Traverse City Central High School awarded for female diversity in computer science

TRAVERSE CITY — Traverse City Central High School is among a small group of Michigan high schools recognized for the high number of female students enrolled in one of its Advanced Placement computer science courses.

CHS was awarded the College Board Advanced Placement Computer Science Female Diversity Award for its 2021 AP Computer Science-A course. The 1,500-student high school is one of 199 schools in the country and one of seven schools in Michigan to receive the award in 2021 for the AP Computer Science-A course.

The award is given to schools that have either 50 percent or higher female exam taker representation in an AP computer science course or a percentage of female computer science exam takers that meets or exceeds that of the school’s female population.

Twenty-seven Michigan Schools received the same award in 2021 for AP Computer Science Principles, including Elk Rapids High School and St. Francis High School.

AP Computer Science Principles covers a broad range of topics, from programming to cyber security. In AP Computer Science A, students learn more coding, including the coding language JavaScript.

Jim Baran, who teaches computer science and engineering courses at Central High School, said he was surprised to hear one of his classes won an award; he did not know the honor existed.

However, he has focused on recruiting more students to his computer science classes during his time at CHS. Baran said he works with CHS’s school counselors and local TCAPS middle schools with computer science classes and programs to encourage more students to get involved in computer science courses.

Before Baran joined CHS’s teaching staff, there were no computer science courses offered at the high school. During the past five years at CHS, he has watched his classes grow little by little each year.

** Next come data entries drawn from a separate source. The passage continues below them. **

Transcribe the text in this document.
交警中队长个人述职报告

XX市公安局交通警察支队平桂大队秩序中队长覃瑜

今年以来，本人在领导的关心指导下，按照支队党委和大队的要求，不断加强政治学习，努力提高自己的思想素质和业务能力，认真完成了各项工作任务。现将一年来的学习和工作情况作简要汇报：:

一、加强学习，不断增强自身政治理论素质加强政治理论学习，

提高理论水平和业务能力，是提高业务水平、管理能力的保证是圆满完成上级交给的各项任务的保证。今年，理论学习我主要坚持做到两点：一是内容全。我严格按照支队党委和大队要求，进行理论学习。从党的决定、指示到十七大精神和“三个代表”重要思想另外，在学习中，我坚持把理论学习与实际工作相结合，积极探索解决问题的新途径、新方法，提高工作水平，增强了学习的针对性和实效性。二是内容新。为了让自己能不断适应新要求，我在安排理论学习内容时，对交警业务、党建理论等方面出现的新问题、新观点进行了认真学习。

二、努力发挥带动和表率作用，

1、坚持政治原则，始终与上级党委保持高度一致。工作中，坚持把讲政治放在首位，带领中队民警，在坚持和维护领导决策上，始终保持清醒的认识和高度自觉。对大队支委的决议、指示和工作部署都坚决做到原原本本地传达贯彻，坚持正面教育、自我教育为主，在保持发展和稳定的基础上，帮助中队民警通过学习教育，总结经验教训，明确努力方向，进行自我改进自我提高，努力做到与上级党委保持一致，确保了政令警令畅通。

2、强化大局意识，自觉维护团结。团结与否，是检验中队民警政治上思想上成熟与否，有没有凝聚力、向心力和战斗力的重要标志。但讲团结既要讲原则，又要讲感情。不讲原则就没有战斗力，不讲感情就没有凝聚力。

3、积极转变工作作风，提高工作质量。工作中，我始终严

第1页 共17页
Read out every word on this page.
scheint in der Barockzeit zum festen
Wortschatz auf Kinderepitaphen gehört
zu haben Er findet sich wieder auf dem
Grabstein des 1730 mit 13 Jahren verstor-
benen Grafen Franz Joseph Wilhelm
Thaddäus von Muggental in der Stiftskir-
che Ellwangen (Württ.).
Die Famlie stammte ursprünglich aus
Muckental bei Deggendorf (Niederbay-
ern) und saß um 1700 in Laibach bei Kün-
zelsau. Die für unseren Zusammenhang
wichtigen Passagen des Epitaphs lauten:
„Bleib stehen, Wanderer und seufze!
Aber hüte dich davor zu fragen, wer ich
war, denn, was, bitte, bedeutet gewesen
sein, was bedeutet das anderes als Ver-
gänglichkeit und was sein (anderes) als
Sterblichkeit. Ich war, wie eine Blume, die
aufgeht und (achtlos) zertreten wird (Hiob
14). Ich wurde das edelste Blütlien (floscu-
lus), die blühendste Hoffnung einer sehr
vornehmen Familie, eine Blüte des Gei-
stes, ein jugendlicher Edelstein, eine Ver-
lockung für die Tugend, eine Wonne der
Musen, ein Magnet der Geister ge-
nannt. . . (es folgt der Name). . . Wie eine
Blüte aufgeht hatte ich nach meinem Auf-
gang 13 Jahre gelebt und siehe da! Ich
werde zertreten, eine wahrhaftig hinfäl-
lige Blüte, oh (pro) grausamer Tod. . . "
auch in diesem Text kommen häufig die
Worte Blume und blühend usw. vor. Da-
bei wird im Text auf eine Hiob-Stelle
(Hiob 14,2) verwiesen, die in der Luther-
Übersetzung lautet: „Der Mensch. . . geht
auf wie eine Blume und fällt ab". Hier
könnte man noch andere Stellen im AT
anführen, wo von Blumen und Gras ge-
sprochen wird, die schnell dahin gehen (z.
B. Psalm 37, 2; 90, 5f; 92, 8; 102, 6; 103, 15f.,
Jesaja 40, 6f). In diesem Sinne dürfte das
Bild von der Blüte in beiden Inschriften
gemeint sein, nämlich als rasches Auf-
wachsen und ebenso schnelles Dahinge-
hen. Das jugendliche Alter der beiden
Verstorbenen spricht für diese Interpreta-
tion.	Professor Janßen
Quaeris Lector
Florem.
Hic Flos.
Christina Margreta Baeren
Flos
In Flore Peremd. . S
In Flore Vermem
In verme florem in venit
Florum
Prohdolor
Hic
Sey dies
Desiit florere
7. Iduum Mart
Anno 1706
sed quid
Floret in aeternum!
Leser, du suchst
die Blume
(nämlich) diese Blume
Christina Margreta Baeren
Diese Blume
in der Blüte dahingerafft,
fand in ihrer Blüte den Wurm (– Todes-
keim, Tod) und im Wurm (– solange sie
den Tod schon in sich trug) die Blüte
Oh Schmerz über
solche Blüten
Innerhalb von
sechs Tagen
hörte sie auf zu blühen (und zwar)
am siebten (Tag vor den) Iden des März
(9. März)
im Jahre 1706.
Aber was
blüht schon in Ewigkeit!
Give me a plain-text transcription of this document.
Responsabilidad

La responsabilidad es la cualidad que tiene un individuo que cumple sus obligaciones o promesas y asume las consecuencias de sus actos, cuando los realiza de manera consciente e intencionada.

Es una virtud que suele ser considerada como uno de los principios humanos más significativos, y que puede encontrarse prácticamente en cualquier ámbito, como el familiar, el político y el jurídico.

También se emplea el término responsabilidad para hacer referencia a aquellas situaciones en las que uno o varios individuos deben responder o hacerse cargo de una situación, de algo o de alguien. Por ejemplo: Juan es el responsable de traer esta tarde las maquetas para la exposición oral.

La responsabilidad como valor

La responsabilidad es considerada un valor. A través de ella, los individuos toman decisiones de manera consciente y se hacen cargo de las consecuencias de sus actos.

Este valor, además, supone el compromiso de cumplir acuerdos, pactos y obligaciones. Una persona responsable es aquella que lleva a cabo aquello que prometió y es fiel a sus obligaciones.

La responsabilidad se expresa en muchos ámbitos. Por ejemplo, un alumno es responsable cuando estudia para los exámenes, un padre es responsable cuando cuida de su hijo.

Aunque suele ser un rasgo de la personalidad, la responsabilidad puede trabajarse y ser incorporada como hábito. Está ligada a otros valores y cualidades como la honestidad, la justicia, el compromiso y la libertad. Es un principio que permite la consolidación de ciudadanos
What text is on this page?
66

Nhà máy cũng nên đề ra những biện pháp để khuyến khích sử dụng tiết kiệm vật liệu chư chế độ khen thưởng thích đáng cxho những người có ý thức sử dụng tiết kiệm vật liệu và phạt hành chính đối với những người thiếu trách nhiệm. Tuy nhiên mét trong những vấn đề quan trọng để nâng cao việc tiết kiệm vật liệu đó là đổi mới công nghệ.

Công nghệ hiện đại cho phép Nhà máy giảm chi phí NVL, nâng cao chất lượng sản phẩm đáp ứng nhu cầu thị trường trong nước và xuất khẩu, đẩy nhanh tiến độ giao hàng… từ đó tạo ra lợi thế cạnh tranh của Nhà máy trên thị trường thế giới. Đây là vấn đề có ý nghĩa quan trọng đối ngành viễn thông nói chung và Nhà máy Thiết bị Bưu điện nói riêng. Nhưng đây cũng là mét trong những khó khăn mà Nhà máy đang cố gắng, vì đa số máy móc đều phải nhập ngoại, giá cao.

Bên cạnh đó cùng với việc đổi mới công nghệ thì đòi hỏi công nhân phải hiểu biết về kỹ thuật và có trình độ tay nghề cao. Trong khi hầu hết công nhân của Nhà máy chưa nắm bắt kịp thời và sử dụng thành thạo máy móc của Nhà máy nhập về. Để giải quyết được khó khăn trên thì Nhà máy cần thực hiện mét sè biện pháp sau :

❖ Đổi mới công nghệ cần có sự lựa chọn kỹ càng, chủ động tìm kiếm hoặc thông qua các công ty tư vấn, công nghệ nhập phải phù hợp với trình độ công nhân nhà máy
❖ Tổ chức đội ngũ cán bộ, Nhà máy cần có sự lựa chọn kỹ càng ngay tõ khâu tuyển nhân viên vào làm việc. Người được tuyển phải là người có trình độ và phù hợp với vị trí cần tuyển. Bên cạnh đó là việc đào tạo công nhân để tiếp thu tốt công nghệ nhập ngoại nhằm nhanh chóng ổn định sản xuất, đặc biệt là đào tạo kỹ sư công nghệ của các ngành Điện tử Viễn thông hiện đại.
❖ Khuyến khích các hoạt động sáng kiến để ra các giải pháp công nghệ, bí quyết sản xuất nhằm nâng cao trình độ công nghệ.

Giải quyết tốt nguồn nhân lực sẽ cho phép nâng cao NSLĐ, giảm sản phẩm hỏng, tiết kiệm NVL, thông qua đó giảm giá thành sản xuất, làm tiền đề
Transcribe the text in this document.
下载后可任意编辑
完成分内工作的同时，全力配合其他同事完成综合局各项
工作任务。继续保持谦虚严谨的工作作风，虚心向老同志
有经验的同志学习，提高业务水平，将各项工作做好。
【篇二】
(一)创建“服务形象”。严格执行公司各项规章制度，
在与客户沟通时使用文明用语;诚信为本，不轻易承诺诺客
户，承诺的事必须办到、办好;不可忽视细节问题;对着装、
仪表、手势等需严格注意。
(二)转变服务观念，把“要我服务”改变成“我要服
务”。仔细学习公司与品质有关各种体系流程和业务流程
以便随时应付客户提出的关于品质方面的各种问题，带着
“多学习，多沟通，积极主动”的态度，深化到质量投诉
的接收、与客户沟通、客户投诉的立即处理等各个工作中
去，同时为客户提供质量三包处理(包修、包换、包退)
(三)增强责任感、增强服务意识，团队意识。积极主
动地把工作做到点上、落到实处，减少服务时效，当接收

Traverse City Central High School awarded for female diversity in computer science

He said he also wants kids to be aware of the opportunities that computer science and STEM in general can offer them in the workforce and get them exposed to the content early on so they can develop a level of comfort and confidence in the topic.

“Not everybody is going to be a programmer, but, in your future endeavors, you’re going to have some aspect of computer science in your life,” Baran said. “Being able to, not necessarily just use an app but understand how things work, is going to be beneficial.”

Prior to his career in teaching, Baran worked for Samsung as a product strategy manager. He said he has seen firsthand how important diversity is in positions such as this and fields in STEM.

“Teams that are more diverse, they develop better solutions,” Baran said. “You think about different viewpoints, stakeholders, different use cases.”

Alexandra Maxwell, a senior at CHS who was in the computer science course that won the award, said she has always been interested in computer science. As a young kid, she took summer classes learning how to use Scratch, a basic, building block coding platform that mostly teaches basic principles of coding through online games.

Now, she is taking STEM classes through Northwestern Michigan College to finish out her senior year and looking to study computer science in college. She said she is drawn to computer science, and particularly Artificial Intelligence, because there is still so much to be explored.

“There’s just so much you can do with it,” Maxwell said. “It’s such a fast-growing field that literally it can be applied to any profession or part of life.”

Zakyah Ellis, a CHS senior, is taking AP Computer Science-A this year. She said she is thinking of studying computer science engineering or software engineering in college and is particularly interested in how computer science can help people and bridge the gap of the digital divide.

“I’ve always been interested in how everyday things we use work and how to also help people using technology,” Ellis said.

Brynn Roy, another CHS senior who was in the class that won the award, said she picked up the AP computer science courses because she liked some engineering courses she took earlier in high school but wanted to learn more coding.

This year, Roy is taking a class through NMC to learn the programming language Python, and she hopes to study computational mathematics in college.

“It’s problem-solving — that’s what it comes down to,” Roy said. “That’s why I love math … There’s no real right or wrong in a sense, because you can do something in multiple different ways and still get a correct answer.”

While, according to College Board, AP Computer Science-A has grown in female participation in the past few years, women still make up a small percentage of degree earners and workers in computer science and engineering.

According to the U.S. Bureau of Labor Statistics, the median annual wage for jobs in computer and information technology was $91,250 in 2020. Women earn 18 percent of computer science bachelor’s degrees and make up 28 percent of the science and engineering workforce, according to the National Girls Collaborative Project.

During the summer of 2021, Roy participated in a coding program through Girls Who Code, a nonprofit organization that works to increase the number of women in computer science. To her, Roy said diversity in STEM is important because it brings in new dimensions of problem-solving.

“It brings in new ways of looking at problems,” Roy said. “You have people who come from different backgrounds and have different perspectives, which allow you to obviously solve problems in different ways that can be better and help whatever you’re working on.”